The Growing Divestment Movement

The moral obligation and economic rationale for divesting from carbon are growing stronger and the imperative for change is growing in many sectors. This blog already featured an entry on the movement, coordinated by 360.org among Universities in Canada and overseas. 360.org is also taking their campaign to the foundations such as the Bill and Melinda Gates Foundation and the Wellcome Trust. They are collecting signatures, asking these two foundations to divest from the top 200 fossil fuel companies within five years and to immediately freeze any new investment in the same companies. On April 3, 2015, the campaign had over 171,000 signatures.

Religious institutions too, are reconsidering their investments in fossil fuels.

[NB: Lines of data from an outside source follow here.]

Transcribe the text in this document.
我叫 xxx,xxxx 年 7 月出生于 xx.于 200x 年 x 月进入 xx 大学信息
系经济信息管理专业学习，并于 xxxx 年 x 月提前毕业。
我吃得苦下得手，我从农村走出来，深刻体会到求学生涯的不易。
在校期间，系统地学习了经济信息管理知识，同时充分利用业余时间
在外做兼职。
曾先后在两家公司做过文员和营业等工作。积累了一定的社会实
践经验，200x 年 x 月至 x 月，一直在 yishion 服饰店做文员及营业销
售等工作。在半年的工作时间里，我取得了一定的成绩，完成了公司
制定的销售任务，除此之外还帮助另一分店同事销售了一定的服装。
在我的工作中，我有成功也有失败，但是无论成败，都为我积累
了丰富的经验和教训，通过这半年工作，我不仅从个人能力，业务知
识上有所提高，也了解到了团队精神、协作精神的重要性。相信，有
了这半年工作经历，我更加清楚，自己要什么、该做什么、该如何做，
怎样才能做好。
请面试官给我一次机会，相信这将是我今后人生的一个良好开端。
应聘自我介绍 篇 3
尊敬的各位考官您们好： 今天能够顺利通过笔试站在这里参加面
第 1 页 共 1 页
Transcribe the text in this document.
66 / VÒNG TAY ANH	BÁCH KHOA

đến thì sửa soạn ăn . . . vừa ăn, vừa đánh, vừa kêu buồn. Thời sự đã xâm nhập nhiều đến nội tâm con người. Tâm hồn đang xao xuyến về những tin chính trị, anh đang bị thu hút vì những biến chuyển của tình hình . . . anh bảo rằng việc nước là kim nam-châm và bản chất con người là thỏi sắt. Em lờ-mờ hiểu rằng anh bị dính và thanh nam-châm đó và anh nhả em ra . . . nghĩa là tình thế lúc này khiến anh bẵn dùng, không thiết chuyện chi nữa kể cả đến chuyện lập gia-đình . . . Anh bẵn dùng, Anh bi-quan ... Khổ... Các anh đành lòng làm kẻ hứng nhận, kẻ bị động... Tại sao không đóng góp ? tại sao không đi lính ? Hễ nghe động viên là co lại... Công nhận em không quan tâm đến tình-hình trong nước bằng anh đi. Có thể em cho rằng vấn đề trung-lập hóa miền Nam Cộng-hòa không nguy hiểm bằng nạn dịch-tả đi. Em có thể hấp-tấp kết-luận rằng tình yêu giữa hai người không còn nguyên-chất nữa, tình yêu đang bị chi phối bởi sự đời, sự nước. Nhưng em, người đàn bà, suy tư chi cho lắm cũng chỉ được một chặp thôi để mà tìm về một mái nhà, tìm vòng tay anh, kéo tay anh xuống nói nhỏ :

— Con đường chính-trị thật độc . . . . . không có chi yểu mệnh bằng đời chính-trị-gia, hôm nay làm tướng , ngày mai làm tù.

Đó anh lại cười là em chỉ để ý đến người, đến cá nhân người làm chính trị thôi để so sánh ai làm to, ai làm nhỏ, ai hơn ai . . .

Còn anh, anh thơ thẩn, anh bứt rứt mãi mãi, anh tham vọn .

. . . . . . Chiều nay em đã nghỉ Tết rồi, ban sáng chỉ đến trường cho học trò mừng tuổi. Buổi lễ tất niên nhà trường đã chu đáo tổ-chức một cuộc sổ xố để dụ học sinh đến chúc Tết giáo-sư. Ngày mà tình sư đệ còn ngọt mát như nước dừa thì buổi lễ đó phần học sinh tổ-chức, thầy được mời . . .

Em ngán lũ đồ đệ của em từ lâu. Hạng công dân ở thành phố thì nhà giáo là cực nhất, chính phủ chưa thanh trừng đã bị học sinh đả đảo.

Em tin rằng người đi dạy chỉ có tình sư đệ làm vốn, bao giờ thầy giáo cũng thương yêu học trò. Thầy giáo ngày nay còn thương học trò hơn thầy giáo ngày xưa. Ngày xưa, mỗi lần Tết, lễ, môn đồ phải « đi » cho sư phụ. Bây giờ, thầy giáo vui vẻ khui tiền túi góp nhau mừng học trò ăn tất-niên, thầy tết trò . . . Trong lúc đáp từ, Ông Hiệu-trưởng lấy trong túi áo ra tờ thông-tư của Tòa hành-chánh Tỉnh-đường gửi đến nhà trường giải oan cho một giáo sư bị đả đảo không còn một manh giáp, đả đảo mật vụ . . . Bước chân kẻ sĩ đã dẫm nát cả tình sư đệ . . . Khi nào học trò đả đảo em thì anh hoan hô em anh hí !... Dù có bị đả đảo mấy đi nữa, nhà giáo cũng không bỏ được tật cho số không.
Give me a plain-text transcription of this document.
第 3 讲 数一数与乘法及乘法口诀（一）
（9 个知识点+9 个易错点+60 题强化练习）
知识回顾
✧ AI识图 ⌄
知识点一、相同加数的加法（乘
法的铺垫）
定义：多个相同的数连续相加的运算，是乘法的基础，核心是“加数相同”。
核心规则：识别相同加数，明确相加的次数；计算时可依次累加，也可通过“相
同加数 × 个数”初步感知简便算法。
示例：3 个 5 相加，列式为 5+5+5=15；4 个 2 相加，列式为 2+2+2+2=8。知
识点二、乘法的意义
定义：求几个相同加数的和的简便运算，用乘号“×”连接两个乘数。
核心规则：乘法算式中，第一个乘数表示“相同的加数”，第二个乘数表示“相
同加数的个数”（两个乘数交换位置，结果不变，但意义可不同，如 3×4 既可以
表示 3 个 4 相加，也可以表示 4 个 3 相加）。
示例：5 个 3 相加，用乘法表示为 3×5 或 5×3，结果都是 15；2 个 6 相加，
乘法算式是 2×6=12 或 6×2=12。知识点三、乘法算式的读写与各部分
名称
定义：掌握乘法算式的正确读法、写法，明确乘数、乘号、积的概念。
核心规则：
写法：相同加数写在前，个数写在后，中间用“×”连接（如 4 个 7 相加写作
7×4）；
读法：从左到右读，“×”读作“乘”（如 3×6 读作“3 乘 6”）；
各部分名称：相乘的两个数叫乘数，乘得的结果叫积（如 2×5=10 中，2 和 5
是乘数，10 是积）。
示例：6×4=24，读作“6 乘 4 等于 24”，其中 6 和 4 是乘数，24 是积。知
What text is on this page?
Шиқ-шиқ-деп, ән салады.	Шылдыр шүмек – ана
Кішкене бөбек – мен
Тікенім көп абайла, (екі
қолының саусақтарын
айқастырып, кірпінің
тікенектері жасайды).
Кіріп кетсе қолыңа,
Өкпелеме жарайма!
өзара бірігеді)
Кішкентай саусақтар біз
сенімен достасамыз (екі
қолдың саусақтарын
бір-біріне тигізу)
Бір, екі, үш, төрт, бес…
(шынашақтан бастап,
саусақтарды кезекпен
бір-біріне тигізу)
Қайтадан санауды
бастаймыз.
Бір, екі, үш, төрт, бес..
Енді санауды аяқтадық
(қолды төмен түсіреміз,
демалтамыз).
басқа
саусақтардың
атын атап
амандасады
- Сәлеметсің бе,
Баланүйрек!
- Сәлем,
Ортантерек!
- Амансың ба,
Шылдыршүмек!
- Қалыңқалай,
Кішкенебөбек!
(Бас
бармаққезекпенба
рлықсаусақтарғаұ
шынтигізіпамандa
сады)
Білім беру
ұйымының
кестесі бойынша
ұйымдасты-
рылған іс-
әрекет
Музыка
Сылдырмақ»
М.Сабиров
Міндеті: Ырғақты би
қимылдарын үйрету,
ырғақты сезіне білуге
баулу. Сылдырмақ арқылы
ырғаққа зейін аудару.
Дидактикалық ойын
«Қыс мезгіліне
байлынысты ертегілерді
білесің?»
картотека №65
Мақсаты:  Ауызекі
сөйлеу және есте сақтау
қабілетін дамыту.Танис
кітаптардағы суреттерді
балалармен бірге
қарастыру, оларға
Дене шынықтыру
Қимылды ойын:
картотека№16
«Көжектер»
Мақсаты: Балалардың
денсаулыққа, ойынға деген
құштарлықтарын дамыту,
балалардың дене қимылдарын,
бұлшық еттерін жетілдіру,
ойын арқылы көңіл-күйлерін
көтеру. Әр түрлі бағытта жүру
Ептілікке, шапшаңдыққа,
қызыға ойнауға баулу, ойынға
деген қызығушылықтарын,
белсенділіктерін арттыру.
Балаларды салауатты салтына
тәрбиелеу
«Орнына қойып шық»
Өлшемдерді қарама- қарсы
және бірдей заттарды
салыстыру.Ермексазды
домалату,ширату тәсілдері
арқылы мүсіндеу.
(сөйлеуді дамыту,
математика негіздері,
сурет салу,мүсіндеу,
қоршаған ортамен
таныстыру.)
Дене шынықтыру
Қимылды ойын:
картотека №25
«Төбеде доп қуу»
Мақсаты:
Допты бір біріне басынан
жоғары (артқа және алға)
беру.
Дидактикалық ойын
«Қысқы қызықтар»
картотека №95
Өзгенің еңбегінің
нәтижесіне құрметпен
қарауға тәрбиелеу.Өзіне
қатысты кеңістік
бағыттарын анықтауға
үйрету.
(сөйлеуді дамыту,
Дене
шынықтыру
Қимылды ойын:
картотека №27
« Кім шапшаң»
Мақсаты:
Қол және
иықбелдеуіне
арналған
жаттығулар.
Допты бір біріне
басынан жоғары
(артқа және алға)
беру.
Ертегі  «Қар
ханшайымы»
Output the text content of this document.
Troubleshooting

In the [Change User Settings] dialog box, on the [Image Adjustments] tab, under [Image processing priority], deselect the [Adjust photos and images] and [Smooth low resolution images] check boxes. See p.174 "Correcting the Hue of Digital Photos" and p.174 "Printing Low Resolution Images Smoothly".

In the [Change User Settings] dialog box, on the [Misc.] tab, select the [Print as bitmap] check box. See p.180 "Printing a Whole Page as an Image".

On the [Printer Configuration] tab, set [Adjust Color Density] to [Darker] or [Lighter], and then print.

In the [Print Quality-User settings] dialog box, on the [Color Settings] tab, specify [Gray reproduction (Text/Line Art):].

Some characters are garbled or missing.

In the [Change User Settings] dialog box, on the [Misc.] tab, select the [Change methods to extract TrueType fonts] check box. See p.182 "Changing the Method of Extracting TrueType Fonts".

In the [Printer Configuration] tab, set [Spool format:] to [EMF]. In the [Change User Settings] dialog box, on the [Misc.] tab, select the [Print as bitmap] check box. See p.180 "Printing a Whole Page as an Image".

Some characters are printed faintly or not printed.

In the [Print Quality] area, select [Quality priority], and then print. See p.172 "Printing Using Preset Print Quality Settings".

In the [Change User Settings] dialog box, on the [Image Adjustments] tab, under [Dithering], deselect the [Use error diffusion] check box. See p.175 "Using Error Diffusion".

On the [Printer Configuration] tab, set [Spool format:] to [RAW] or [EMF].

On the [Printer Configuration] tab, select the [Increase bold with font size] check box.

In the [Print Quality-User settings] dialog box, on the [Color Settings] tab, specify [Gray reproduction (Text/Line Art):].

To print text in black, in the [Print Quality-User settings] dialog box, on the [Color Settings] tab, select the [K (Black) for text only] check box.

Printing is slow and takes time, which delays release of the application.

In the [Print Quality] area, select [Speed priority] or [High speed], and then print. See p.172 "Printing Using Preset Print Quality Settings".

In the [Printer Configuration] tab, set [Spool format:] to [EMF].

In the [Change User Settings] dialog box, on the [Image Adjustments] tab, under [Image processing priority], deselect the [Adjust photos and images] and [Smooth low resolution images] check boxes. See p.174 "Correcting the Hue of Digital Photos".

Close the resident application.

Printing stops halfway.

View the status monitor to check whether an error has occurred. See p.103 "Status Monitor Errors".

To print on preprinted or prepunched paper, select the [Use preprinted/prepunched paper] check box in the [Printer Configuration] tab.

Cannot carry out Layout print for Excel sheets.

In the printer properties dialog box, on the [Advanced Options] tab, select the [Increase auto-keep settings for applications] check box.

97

The Church of England is currently debating whether to dump fossil fuels from its £6.1bn fund, spurred by a group of 17 bishops representing the Anglican Communion Environmental Network, a body that promotes environmental concerns within the 85 million-strong Anglican Communion. Former Archbishop Desmund Tutu has also called for divestment, likening the action required on climate change to that which was required during the anti-apartheid movement. “People of conscience need to break their ties with corporations financing the injustice of climate change,” he has said.

Cities are among those involved in the growing divestment movement too. Oslo city council recently decided to divest its municipal pension fund from all coal equities, following the lead of Seattle where last year the mayor committed the city to a complete divestment from fossil fuels. Minneapolis, Washington D.C. and New York also have active campaigns and are said to be making progress toward divestment. The City of Vancouver is considering it.

In this article, The Guardian’s Editor in Chief, Alan Rusbridger, articulates the moral imperative to divest from industries that are directly contributing to the climate crisis. His arguments are familiar, related to the short-sightedness of private companies and the profit motive that obscures concern for future generations. But, he goes a step further, urging pragmatic investors to think rationally about dropping their fossil fuel investments before the bottom falls out of the market. He suggests that the physical limitations of our environment will mean that fossil fuel extraction will have to stop at some point and that when it does, remaining investments in fossil fuels will be stranded assets.